This blog is now powered by Kubernetes!
I recently read Caleb Doxsey’s article on how suprisingly affordable Kubernetes is for personal projects and got inspired to spin it up for myself. I’m familiar with Kubernetes at work, but we run our clusters on top of EC2 instances in AWS, and I’ve always been curious about how a fully hosted Kubernetes offering like GKE would fare.
Setting up Kubernetes on GKE itself following Caleb’s directions was pretty straightforward (well… For the most part – but that’s another subject for another post), and I ended up with an empty “hello” page from nginx. Time to do something with it! Let’s move the blog there.
When I started this blog (or more precisely its first incarnation, uponmyshoulder.com) 9 years ago (time flies!), I picked Wordpress as I was using a hosted offer from OVH that came with both PHP and MySQL, and Wordpress was already the best supported and most actively developed open-source blogging engine out there. Overall I’ve been really happy with Wordpress: the auto-updating mechanism, after some tough beginnings, is now flawless and kept the blog updated for years; the number and quality of themes is dizzying; the plugin ecosystem is massive; out-of-the-box analytics are great…

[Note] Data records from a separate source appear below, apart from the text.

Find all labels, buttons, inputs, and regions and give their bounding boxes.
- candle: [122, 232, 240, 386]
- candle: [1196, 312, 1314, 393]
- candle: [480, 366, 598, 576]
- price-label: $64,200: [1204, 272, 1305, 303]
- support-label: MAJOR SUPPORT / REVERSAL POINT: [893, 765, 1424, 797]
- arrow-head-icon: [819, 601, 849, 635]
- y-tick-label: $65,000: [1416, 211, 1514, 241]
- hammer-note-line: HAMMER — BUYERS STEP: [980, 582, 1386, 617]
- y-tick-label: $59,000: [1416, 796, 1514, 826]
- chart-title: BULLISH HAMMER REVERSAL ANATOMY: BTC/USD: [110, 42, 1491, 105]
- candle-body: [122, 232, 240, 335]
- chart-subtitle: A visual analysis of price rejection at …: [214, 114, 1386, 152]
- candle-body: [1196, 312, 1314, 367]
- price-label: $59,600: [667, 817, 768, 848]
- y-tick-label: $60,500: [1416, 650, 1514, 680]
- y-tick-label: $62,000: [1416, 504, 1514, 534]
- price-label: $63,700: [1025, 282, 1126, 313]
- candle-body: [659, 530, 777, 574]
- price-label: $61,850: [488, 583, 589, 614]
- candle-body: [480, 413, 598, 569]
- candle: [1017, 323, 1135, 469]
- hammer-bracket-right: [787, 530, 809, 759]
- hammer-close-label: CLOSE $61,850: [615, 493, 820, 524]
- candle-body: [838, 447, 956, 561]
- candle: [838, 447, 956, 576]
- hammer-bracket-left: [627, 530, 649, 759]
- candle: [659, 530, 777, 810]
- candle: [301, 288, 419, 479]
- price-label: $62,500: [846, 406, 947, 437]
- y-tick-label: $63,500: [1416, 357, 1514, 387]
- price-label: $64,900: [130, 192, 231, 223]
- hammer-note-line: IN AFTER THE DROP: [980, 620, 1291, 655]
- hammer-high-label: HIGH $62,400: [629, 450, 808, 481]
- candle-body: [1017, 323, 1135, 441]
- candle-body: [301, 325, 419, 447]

… but at the end of the day, it’s still PHP, requires updates, requires a database, and I don’t really need any of the advanced features. Wordpress itself needs attention (I’m not sure how automated upgrades would work in Kube for example), and adding a database would mean either run it in kube (scary) or use Google’s hosted database offerings, Google Cloud SQL (expensive).
My usage of blogging is fairly straightforward (write stuff, post it). So I decided to take the plunge and move my blog to a static site generator, as my usage is fairly basic and does not need any features of Wordpress besides drafting and posting new content. With a statically generated blog, all pages are static HTML and therefore super quick to load, I don’t have to worry about potential PHP or Wordpress vulnerabilities, and my content is all backed up in Github.
I decided to go for Hugo, as it’s got a fair bit of momentum and it ticks all the boxes I’m interested in:
- Generates static HTML
- Write posts in Markdown
- Easy to use
I’ve also already used Hugo in a previous project, and liked it, so there we go!
Hugo’s website has a section about migrating from other blogging systems into Hugo, including migrations from Wordpress. Following this advice, I ended up using several tools to migrate my existing content:
I found that exitwp-for-hugo was perfect for migrating text contents from Wordpress. It uses Wordpress’s built-in XML exporter and cinsumes the giant XML file to create a hugo folder, complete with Markdown migration. However, it didn’t deal with any attachments, such as images.
The Jekyll exporter on the other hand didn’t produce very clean markdown (after reviewing a couple of posts), but downloaded all images, including resized versions and drafts. Woop! It also imported static pages, but I don’t intend on keeping these.
There was still a fair bit of manual intervention: some characters got garbled (especially the
– or em-dash), a bunch of highlighting I’d done manually in Wordpress using
<pre> tags had to be taken away and replaced with code blocks, and I replaced all absolute links with relative links. I only had 66 posts so far, so it wasn’t a big job by most accounts, but it still took me a couple of hours to go through all posts and ensure everything looked good.
Talking about looking good, I looked for a theme from Hugos’s selection, and ended up picking the pretty smooth looking Strata theme from HTML5UP. I only tweaked a few things to add some contrast to the text, put my own face in there, and we’re in business.
So, is kubernetes the best and easiest way to run a static HTML website?